The Bayonetta early access hints at things to come for American players, who won't get their hands on the game until January 5th next year. Jumping into the game, the player is presented with easier control modes or the more complex Regular option. With Regular Controls you have more of an elaborate layout on your controller. The directional pad will use items, the left analog moves your character while the right analog moves the camera. There are two attack buttons, an action button and a jump button. The bumpers and triggers evade, change weapons, taunt, and lock-on.
Choosing your difficulty of controls before the tutorial truly starts, you then face off with what appears to be a gryphon-looking archangel with a spear whilst being serenaded with J-Pop at the bottom of a lake of blood. No joke. The tuotorial requires that you punch and kick when prompted, and before long you're invited to utilize both techniques to unleash combos that sometimes summon a giant heel to kick the (Heaven?) out of Bayonetta's foes. Evading is just as shiny, for when it’s done at the last second “Witch Time” is activated, effectively slowing the enemies.
Holding Y or B will send a steady flow of lead from Bayonettas gun or heel. Yes. Her HEEL. Holding the B button will unleash a devastating roundhouse kick which she’ll hold in order to outdo Chun-Li, shooting from her heelguns at winged heads that seem to be a mix of one part Dali, one part Spawn.
Bullet Climax is activated by rotating the left stick and pushing either B or Y. Just as shooting with Y uses her normal guns, using the B button in Bullet Climax activates the 360 degree mode as well, but this time Bayonetta is shooting from those soon-to-be-famous heelguns.

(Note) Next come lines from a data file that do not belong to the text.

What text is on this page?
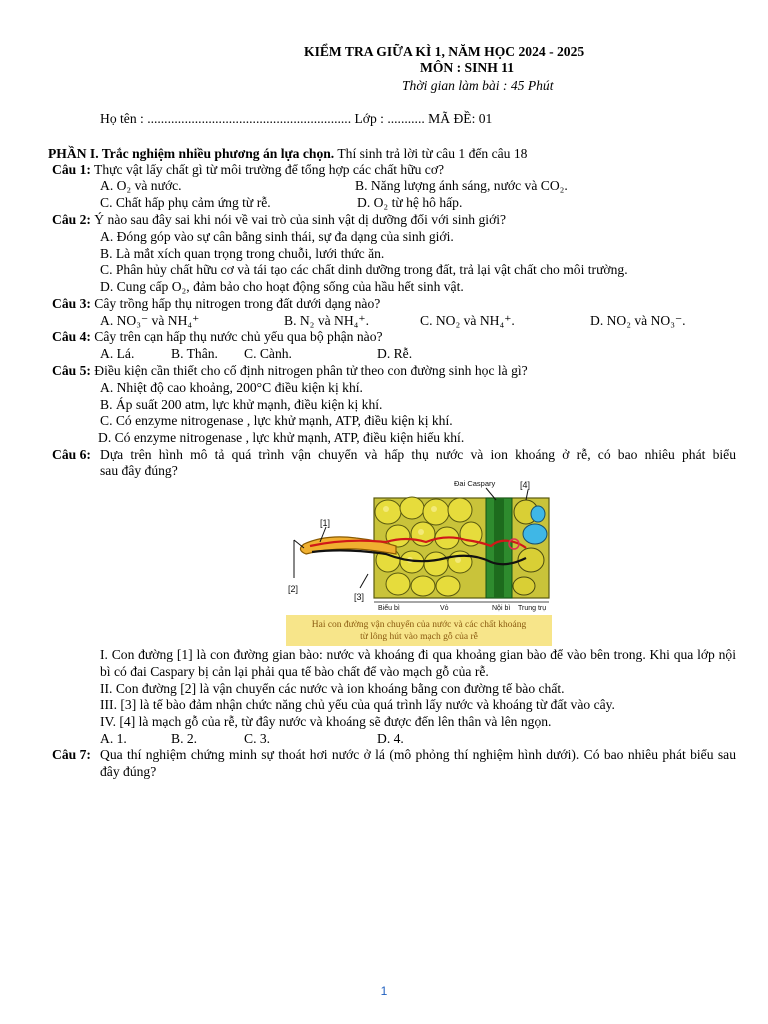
KIỂM TRA GIỮA KÌ 1, NĂM HỌC 2024 - 2025
MÔN : SINH 11
Thời gian làm bài : 45 Phút
Họ tên : ............................................................ Lớp : ........... MÃ ĐỀ: 01
PHẦN I. Trắc nghiệm nhiều phương án lựa chọn. Thí sinh trả lời từ câu 1 đến câu 18
Câu 1: Thực vật lấy chất gì từ môi trường để tổng hợp các chất hữu cơ?
A. O₂ và nước.	B. Năng lượng ánh sáng, nước và CO₂.
C. Chất hấp phụ cảm ứng từ rễ.	D. O₂ từ hệ hô hấp.
Câu 2: Ý nào sau đây sai khi nói về vai trò của sinh vật dị dưỡng đối với sinh giới?
A. Đóng góp vào sự cân bằng sinh thái, sự đa dạng của sinh giới.
B. Là mắt xích quan trọng trong chuỗi, lưới thức ăn.
C. Phân hủy chất hữu cơ và tái tạo các chất dinh dưỡng trong đất, trả lại vật chất cho môi trường.
D. Cung cấp O₂, đảm bảo cho hoạt động sống của hầu hết sinh vật.
Câu 3: Cây trồng hấp thụ nitrogen trong đất dưới dạng nào?
A. NO₃⁻ và NH₄⁺	B. N₂ và NH₄⁺.	C. NO₂ và NH₄⁺.	D. NO₂ và NO₃⁻.
Câu 4: Cây trên cạn hấp thụ nước chủ yếu qua bộ phận nào?
A. Lá.	B. Thân. C. Cành.	D. Rễ.
Câu 5: Điều kiện cần thiết cho cố định nitrogen phân tử theo con đường sinh học là gì?
A. Nhiệt độ cao khoảng, 200°C điều kiện kị khí.
B. Áp suất 200 atm, lực khử mạnh, điều kiện kị khí.
C. Có enzyme nitrogenase , lực khử mạnh, ATP, điều kiện kị khí.
D. Có enzyme nitrogenase , lực khử mạnh, ATP, điều kiện hiếu khí.
Câu 6: Dựa trên hình mô tả quá trình vận chuyển và hấp thụ nước và ion khoáng ở rễ, có bao nhiêu phát biểu
sau đây đúng?
Đai Caspary	[4]
[1]
[2]
[3]
Biểu bì	Vỏ	Nội bì Trung trụ
Hai con đường vận chuyển của nước và các chất khoáng
từ lông hút vào mạch gỗ của rễ
I. Con đường [1] là con đường gian bào: nước và khoáng đi qua khoảng gian bào để vào bên trong. Khi qua lớp nội bì có đai Caspary bị cản lại phải qua tế bào chất để vào mạch gỗ của rễ.
II. Con đường [2] là vận chuyển các nước và ion khoáng bằng con đường tế bào chất.
III. [3] là tế bào đảm nhận chức năng chủ yếu của quá trình lấy nước và khoáng từ đất vào cây.
IV. [4] là mạch gỗ của rễ, từ đây nước và khoáng sẽ được đến lên thân và lên ngọn.
A. 1.	B. 2.	C. 3.	D. 4.
Câu 7: Qua thí nghiệm chứng minh sự thoát hơi nước ở lá (mô phỏng thí nghiệm hình dưới). Có bao nhiêu phát biểu sau đây đúng?
1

The player leaves the tutorial only to fight archangels atop a clock tower that is plummeting to the ground. Despite the craziness of the entire ordeal up until now, the dramatic music paired with the gorgeous visuals somehow make this awkward formula enjoyable. There’s just so much going on, and that’s before the clock tower bashes into even smaller pieces, forcing Bayonetta to navigate and recalibrate in midair. Though this escape scene is autopilot, it is forgivable in both brevity and reprieve; this is a fast-paced game, so one might feel grateful when momentarily allowed to appreciate everything going on in the world of Bayonetta.